本仓库包含WorldPlay模型,这是一个流式视频扩散模型,相关论文为 WorldPlay: Towards Long-Term Geometric Consistency for Real-Time Interactive World Modeling。
尽管HY-World 1.0能够生成沉浸式3D世界,但其依赖冗长的离线生成过程,且缺乏实时交互能力。HY-World 1.5通过WorldPlay填补了这一空白,这是一种流式视频扩散模型,能够实现具有长期几何一致性的实时、交互式世界建模,解决了当前方法在速度与内存之间存在的权衡问题。我们的模型得益于四项关键设计。1) 我们采用双动作表示(Dual Action Representation),以实现对用户键盘和鼠标输入的稳健动作控制。2) 为确保长期一致性,我们的重构上下文记忆(Reconstituted Context Memory)从过去的帧中动态重建上下文,并通过时间重构图(temporal reframing)使几何重要但久远的帧保持可访问性,有效缓解了内存衰减问题。3) 我们设计了WorldCompass,这是一种新颖的强化学习(RL)后训练框架,旨在直接提升长序列自回归视频模型的动作跟随能力和视觉质量。4) 我们还提出了上下文强制(Context Forcing),这是一种专为内存感知模型设计的新颖蒸馏方法。通过对齐教师模型和学生模型之间的内存上下文,保留了学生模型利用长程信息的能力,在实现实时速度的同时防止了误差漂移。综合来看,HY-World 1.5能够以24 FPS的速度生成长序列流式视频,并具有卓越的一致性,与现有技术相比优势明显。我们的模型在不同场景中表现出强大的泛化能力,支持在真实世界和风格化环境中的第一人称和第三人称视角,可实现3D重建、可提示事件和无限世界扩展等多种应用。
系统概述
HY-World 1.5开源了一个系统化、全面的实时世界模型训练框架,涵盖了从数据、训练到推理部署的整个流程和所有阶段。技术报告披露了模型预训练、中期训练、强化学习后训练以及内存感知模型蒸馏的详细训练细节。此外,报告还介绍了一系列工程技术,旨在降低网络传输延迟和模型推理延迟,从而为用户实现实时流式推理体验。
推理流程
给定单张图像或描述世界的文本提示,我们的模型执行下一区块(16个视频帧)预测任务,以基于用户的动作生成未来视频。对于每个区块的生成,我们从过去的区块中动态重构上下文记忆,以确保长期的时间和几何一致性。

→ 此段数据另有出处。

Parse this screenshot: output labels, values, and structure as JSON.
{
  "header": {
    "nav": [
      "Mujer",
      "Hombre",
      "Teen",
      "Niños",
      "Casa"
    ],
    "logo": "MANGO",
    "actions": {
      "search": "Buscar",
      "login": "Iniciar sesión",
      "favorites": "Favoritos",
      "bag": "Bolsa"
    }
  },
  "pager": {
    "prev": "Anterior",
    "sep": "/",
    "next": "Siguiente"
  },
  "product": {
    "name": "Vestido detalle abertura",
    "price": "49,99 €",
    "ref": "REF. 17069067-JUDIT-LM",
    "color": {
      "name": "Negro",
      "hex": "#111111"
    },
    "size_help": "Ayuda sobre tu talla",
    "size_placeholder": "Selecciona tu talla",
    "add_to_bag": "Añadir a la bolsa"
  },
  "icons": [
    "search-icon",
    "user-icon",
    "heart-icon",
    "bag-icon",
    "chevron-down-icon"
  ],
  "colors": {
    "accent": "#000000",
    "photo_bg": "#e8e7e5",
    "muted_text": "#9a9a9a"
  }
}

我们开源了双向扩散模型和自回归扩散模型的推理代码。对于提示词重写,我们建议使用Gemini或通过vLLM部署的模型。当前该代码库仅支持与vLLM API兼容的模型。如果您希望使用Gemini,则需要自行实现接口调用。详细信息可参见HunyuanVideo-1.5。
我们建议使用generate_custom_trajectory.py来生成自定义相机轨迹。
export T2V_REWRITE_BASE_URL="<your_vllm_server_base_url>"
export T2V_REWRITE_MODEL_NAME="<your_model_name>"
export I2V_REWRITE_BASE_URL="<your_vllm_server_base_url>"
export I2V_REWRITE_MODEL_NAME="<your_model_name>"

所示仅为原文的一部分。